How do bands go about writing songs? Common sense dictates they come up with riffs that are built out into fuller arrangements, then paired with words that reflect and are deepened by the music. That’s not how Lorna Shore operate. It’s fair to say their creative workflow is a little more strange, and given that the making of I Feel The Everblack Festering Within Me is the longest time this iteration has ever spent in the studio, there was plenty of space for what some might consider rather hippy-dippy practices.
“We all sit down and ask, ‘What kind of vibe do we want?’” reveals Will. “Even if you have to describe it as a physical object or a verb, it doesn’t matter.”
How, in practice, did that lead them to a track like the incessantly aggressive War Machine?
“Someone would have said the vibe is ‘angry’,” explains Will of a process that essentially sounds like word association. “Someone might then say ‘gun’, then ‘boom’, then ‘explosion’, and eventually we’d get to War Machine. We’d write all these ideas down on a big moodboard on the wall with words and pictures to encapsulate each song idea, then we’d all go into our corners and fucking hash it out. Adam would have his guitar, as musically we’d have to start somewhere, and we’d present to ‘the class’ at the end of the day, and give notes on each other’s stuff.”
While this doesn’t sound like the most sophisticated way of doing things, and it’s unclear whether the chaos is down to methodology or Will’s excitable way of describing it, there’s no arguing that the end justifies the means. By having the members of Lorna Shore articulate what they want to convey with their music, with five individuals pitching in, it encourages a greater degree of nuance.
“It allows us to change things up, in the same way that, say, Gojira will have a fucking heavy song one moment and an ambient one the next,” continues Will. “I want that. I don’t think things have to be super-dark all the time. That’s not who we are as people. I think this is the most human version of anything we’ve ever put out. It’s all based on real stories and feelings that we’ve all experienced, individually or together, which we’ve never done before.”
As far as navigating this new chapter goes, that’s another question entirely. Will’s aforementioned imposter syndrome means he hasn’t really acclimatised to the breakneck pace of his band’s recent rise.

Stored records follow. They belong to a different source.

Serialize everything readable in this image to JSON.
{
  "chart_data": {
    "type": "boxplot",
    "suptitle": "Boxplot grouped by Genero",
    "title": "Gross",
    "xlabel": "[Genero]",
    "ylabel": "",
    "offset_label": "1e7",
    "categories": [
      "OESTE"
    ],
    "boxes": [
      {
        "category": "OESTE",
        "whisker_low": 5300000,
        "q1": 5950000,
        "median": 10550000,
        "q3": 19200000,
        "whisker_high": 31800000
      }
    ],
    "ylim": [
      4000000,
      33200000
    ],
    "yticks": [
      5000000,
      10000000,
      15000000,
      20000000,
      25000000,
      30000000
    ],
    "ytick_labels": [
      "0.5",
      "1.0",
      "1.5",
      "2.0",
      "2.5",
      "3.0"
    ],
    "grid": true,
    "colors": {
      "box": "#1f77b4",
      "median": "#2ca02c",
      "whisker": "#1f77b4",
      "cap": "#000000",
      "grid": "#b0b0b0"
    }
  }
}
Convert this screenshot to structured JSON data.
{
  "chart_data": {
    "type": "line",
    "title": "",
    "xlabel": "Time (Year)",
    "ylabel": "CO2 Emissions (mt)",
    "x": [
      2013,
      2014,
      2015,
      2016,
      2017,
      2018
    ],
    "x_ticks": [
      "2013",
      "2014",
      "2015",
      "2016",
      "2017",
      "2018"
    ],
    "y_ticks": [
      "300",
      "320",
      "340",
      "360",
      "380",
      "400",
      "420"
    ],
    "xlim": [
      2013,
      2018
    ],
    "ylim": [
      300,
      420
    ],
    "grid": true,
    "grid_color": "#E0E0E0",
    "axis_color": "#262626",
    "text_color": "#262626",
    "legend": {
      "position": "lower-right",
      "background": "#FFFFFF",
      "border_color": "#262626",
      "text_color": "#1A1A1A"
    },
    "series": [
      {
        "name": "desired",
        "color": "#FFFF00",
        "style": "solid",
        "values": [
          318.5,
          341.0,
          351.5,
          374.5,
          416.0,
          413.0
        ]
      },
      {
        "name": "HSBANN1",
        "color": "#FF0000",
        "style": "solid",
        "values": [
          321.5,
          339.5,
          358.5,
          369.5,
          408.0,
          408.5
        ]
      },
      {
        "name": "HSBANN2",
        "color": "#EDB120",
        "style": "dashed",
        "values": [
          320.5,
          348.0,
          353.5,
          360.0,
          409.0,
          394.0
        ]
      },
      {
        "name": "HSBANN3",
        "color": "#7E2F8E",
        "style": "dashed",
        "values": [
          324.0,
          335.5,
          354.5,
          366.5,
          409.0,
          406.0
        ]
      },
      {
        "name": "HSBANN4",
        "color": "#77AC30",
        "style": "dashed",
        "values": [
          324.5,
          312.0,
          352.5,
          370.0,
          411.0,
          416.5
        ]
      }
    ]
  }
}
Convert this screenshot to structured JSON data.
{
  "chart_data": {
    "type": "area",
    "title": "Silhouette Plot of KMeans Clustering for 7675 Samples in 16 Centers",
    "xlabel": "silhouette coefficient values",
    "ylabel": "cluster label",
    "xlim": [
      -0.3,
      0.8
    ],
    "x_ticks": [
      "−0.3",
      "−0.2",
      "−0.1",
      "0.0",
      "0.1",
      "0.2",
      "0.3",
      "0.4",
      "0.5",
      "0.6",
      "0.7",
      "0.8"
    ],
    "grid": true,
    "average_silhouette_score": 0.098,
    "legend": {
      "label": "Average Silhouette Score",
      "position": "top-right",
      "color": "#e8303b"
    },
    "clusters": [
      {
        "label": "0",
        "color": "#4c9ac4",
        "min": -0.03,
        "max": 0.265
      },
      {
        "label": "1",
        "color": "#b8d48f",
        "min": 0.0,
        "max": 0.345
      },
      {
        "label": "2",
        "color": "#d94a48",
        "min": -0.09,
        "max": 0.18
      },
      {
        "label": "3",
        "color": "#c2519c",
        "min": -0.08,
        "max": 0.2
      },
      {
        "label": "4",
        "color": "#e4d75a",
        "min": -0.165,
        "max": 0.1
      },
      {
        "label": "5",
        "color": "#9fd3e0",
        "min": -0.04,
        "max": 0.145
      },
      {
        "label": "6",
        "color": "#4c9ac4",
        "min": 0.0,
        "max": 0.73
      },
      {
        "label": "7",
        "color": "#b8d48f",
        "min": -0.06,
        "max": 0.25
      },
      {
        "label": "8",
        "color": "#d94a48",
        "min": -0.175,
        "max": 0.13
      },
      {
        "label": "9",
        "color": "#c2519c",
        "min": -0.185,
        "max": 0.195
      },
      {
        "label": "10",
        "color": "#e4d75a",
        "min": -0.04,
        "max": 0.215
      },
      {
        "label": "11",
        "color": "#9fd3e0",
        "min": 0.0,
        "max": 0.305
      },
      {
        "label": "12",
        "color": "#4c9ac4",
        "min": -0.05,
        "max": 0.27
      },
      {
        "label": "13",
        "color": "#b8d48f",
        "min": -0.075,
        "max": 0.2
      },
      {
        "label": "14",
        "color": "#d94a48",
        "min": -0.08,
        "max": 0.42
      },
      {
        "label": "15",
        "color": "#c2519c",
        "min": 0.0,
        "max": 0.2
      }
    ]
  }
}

“I don’t know if it’s this generation or what,” he suggests. “But I remember talking to someone recently about this – when I do something that’s really good, rather than me feeling really good about it, I just move on to the next thing without giving myself a moment to process it. Lorna is growing so fast and there are so many things happening, that it’s hard to keep your hands on the wheel, so sometimes you’ve got to let the wheel just drag you around.”
That feeling that everything’s aligned, that mixture of contentment and satisfaction, is something Will rarely feels. It’s special for him when it does arrive, then, as it forces upon him the self-reflection he rarely entertains.
“I’ll be eating food somewhere, before heading back to the venue,” Will says of the kinds of scenarios when it strikes. “And those are the only things I need to think about at that point: eating and getting back to the venue.
“But I’ll suddenly think, ‘Everything in this moment right now feels immaculate.’”
I Feel The Everblack Festering Within Me is released September 12 via Century Media.